Manpower released their annual 2010 Talent Shortage Survey. Specifically to Asia, they found that 45% of employer have difficulty filling vacancies due to lack of talent. Those of us in the HR field know this too well. We either have to adjust the skills requirement or take extended period to fill positions. The survey show the lack of talent trend is on the upward rise.
Country analysis show that most Asia countries show a difficulty score that is above the global average. I am a bit surprised by the China result. Actual experience may depend on the type of skill required for your organization. As a result of the recent economic downturn, companies may be looking to Asia for growth and pressure for critical talent will only continue to increase.
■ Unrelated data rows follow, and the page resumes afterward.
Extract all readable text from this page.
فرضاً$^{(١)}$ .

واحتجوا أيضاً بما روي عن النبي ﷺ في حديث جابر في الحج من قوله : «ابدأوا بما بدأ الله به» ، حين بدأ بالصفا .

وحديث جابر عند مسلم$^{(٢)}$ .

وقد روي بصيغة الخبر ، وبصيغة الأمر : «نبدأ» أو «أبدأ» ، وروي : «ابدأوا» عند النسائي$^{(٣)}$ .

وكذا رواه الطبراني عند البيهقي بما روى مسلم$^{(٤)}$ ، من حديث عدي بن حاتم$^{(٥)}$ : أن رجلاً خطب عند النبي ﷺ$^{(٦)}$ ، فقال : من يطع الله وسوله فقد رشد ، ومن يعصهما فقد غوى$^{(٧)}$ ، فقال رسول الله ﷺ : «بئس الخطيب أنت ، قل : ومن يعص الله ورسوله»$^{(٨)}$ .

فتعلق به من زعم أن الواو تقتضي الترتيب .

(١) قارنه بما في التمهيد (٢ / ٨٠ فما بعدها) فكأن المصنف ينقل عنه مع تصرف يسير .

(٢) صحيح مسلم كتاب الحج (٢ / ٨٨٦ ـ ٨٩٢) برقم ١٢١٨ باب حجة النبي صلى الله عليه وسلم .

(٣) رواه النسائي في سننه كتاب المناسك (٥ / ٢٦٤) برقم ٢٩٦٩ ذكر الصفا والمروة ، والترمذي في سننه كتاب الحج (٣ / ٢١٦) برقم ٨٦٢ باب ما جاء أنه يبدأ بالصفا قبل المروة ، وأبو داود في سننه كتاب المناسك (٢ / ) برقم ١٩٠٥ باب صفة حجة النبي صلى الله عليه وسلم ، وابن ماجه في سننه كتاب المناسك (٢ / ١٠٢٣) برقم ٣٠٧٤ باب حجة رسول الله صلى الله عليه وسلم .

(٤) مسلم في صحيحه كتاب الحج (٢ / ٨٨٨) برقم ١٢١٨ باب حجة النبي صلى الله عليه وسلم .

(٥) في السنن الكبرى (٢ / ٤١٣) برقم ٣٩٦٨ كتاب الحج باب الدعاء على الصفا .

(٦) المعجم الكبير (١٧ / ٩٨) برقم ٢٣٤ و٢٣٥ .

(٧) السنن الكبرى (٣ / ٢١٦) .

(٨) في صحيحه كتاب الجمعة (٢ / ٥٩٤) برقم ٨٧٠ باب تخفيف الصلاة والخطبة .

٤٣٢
Macro Economics and Labor Risk
Kelly OCG and Eurasia Group released their Q2 2011 Global Market Brief and Labor Risk Index. The Index showed in the second quarter that inflationary pressure is on the rise resulting
in higher prices for a range of goods, like fuel, basic commodities, and housing. As companies hire new staff, they are facing upward
wage pressures. It impacts retention as staff look to job change for the incremental pay hike.
The report indicated that in China, provincial governments, especially along the coast, have already rushed to raise minimum wages. This will increase the cost of labor there, and rising costs could spread to other provinces.
Local MNCs Catching Up
In a Harvard Business Review article, The Battle for China’s Talent, the author writes that the ability for foreign multinational companies (MNC) to attract top talent has been on a decline. While foreign MNCs have suffered from economic recession, Chinese companies have seen growth and expansion. Local companies have grown to become household names, if not global brands. In rational decisions by Chinese workers, they are choosing to work for local firms seeking greater career opportunities.
Foreign companies are under pressure to retain talent, especially middle-managers. As the graphic shows, while many applicants join foreign MNCs with an intent of a longer tenure, many are leaving sooner than expected.
Solutions – Don’t be left in the lurch
Finding solutions may be elusive. Not only are competition heating up against other foreign companies but, local Chinese firms are stepping to recruit top talent. The macro-economies are complicating matters creating rising wage pressures. However, if companies intend to focus growth in Asia, they must identify strategies and solutions to retain their talent base. Talent development and management are key. Don’t be left in the lurch. Focus on high performers and succession planning with high potentials is key to success.